Le Kimbell Art Museum de Fort Worth, au Texas, a récemment acquis Le Melon entamé (1760), une nature morte de Jean Siméon Chardin, directement auprès de la famille Rothschild, après l’annulation d’une vente aux enchères à Paris en 2024. L’œuvre est exposée depuis le 22 mai 2025 dans la salle du musée consacrée aux natures mortes françaises du XVIIᵉ au XIXᵉ siècle.
« Le Melon entamé est l’un des plus grands chefs-d’œuvre de la peinture française du XVIIIᵉ siècle, déclare Eric Lee, directeur du Kimbell, qui a mené les négociations avec la famille Rothschild. Ce n’est un secret pour personne : nous espérions depuis longtemps pouvoir accueillir une grande nature morte de Chardin pour notre collection. »
Le tableau avait été adjugé chez Christie’s à Paris en juin 2024 pour la somme record de 26,7 millions d’euros – un sommet pour une œuvre française du XVIIIᵉ siècle et un record absolu pour un maître ancien vendu en France, selon la maison de ventes. Mais l’acheteur, un promoteur immobilier italien basé à Saint-Moritz, Nanni Bassani Antivari, n’a jamais honoré son engagement. Christie’s a porté plainte à Paris, réclamant 195 000 euros de dédommagement.
La famille Rothschild a alors récupéré le tableau et l’a vendu directement au Kimbell, sans passer par Christie’s. Le montant de la transaction n’a pas été révélé, mais selon The Art Newspaper, il serait inférieur au prix d’adjudication de 23 millions d’euros, tout en restant largement au-dessus de l’estimation initiale, comprise entre 8 et 12 millions d’euros.
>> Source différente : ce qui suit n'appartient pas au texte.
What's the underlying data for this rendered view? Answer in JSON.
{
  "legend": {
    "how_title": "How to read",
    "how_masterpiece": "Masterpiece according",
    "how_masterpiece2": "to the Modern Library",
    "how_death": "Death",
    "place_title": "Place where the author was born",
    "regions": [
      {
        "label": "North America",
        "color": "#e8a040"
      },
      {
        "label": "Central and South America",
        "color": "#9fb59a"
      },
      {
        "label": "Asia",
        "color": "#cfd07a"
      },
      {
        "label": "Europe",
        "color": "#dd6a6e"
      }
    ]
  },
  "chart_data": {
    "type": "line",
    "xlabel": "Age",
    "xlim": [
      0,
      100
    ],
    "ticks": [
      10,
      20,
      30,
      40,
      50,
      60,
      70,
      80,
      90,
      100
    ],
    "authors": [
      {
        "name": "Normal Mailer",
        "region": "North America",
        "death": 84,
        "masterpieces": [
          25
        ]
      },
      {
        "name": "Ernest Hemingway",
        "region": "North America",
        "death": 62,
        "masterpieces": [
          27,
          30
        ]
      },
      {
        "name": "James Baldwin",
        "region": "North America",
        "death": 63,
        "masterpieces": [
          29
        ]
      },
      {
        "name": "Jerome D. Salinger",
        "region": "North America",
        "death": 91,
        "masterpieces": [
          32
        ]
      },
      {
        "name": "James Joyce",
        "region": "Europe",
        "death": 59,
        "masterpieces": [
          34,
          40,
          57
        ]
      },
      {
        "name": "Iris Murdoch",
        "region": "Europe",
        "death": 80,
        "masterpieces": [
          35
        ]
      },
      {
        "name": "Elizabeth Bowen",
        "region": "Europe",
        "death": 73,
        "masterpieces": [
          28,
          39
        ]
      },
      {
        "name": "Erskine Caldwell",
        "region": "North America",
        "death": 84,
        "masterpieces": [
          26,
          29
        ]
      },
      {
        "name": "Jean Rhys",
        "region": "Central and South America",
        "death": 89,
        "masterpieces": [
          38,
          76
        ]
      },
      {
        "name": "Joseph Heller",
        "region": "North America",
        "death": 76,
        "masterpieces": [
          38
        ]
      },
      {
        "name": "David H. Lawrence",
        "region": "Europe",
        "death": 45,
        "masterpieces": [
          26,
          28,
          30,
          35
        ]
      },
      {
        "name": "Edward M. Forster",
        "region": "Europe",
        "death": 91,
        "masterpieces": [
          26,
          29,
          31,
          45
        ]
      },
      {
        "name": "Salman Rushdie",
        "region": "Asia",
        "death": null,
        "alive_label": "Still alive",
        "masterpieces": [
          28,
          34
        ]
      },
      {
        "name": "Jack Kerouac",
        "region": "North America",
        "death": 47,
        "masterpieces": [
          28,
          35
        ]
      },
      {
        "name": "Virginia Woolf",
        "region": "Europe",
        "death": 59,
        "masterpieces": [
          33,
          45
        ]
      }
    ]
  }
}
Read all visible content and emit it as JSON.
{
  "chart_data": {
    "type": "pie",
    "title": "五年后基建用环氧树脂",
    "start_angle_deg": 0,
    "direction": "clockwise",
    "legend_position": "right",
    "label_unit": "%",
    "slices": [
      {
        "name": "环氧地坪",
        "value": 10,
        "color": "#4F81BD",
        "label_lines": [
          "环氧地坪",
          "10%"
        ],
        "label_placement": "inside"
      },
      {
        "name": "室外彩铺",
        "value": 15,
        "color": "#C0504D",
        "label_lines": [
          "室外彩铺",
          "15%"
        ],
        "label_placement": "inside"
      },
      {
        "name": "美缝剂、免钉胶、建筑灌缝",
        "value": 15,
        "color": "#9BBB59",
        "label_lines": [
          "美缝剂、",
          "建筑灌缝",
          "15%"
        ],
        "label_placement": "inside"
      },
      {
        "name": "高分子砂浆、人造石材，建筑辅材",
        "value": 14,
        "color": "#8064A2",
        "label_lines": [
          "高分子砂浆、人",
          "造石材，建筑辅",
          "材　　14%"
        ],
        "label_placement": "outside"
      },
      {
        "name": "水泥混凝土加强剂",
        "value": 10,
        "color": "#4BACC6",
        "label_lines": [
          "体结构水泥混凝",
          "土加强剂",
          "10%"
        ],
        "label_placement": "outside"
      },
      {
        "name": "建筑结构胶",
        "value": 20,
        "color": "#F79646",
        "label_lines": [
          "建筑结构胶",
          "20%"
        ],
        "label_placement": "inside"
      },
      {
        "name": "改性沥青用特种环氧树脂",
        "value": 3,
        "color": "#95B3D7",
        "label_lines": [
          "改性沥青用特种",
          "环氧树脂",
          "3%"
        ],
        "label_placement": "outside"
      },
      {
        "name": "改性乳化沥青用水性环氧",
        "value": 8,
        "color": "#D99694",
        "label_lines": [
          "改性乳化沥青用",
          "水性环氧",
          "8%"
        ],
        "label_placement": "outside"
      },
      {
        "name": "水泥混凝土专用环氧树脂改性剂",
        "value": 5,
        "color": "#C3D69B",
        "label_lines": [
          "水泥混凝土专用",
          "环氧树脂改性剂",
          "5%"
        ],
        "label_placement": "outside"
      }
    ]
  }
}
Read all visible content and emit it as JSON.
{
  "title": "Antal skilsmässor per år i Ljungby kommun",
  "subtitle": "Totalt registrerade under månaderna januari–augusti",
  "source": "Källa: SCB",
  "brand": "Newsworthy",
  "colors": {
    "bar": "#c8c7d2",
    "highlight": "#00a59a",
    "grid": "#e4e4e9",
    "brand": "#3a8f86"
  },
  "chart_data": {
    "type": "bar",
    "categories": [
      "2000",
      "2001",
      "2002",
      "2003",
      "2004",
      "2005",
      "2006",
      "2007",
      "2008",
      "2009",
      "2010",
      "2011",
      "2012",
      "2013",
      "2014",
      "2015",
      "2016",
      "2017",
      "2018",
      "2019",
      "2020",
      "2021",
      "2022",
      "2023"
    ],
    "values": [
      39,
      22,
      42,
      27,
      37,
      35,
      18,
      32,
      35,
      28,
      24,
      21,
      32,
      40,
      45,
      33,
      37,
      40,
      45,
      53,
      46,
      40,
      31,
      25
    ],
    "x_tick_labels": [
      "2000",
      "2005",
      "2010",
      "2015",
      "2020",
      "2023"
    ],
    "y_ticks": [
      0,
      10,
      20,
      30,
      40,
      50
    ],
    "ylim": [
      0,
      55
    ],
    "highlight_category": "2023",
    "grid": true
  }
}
Le Kimbell était le sous-enchérisseur lors de la vente aux enchères, ce qui avait constitué un nouveau revers pour le musée texan dans sa quête d’une nature morte de Chardin. Un an plus tôt, il avait remporté chez Artcurial à Paris une autre œuvre du peintre, représentant un Panier de fraises des bois. Mais l’État français avait bloqué son exportation, permettant au musée du Louvre d’acquérir le tableau pour 24,3 millions d’euros, grâce à une vaste campagne de financement participatif.
Le Melon entamé, resté dans son cadre d’origine depuis sa présentation au Salon de l’Académie royale à Paris en 1761, a fait partie de collections historiques prestigieuses. Il formait à l’origine un pendant avec une autre nature morte, Le bocal d’abricots, entrée en 1962 dans les collections de l’Art Gallery of Ontario à Toronto. Les deux tableaux partagent un rare format ovale. Les deux toiles furent acquises au XVIIIᵉ siècle par Jacques Roëttiers de La Tour, orfèvre du roi Louis XV, avant d’entrer dans la collection de François Martial Marcille, l’un des premiers grands collectionneurs de Chardin. En 1876, Le Melon entamé fut vendu à Drouot dans la vente de la succession Marcille à Charlotte de Rothschild, veuve du baron Nathaniel de Rothschild. Il était resté depuis dans la famille jusqu’à sa cession au musée texan.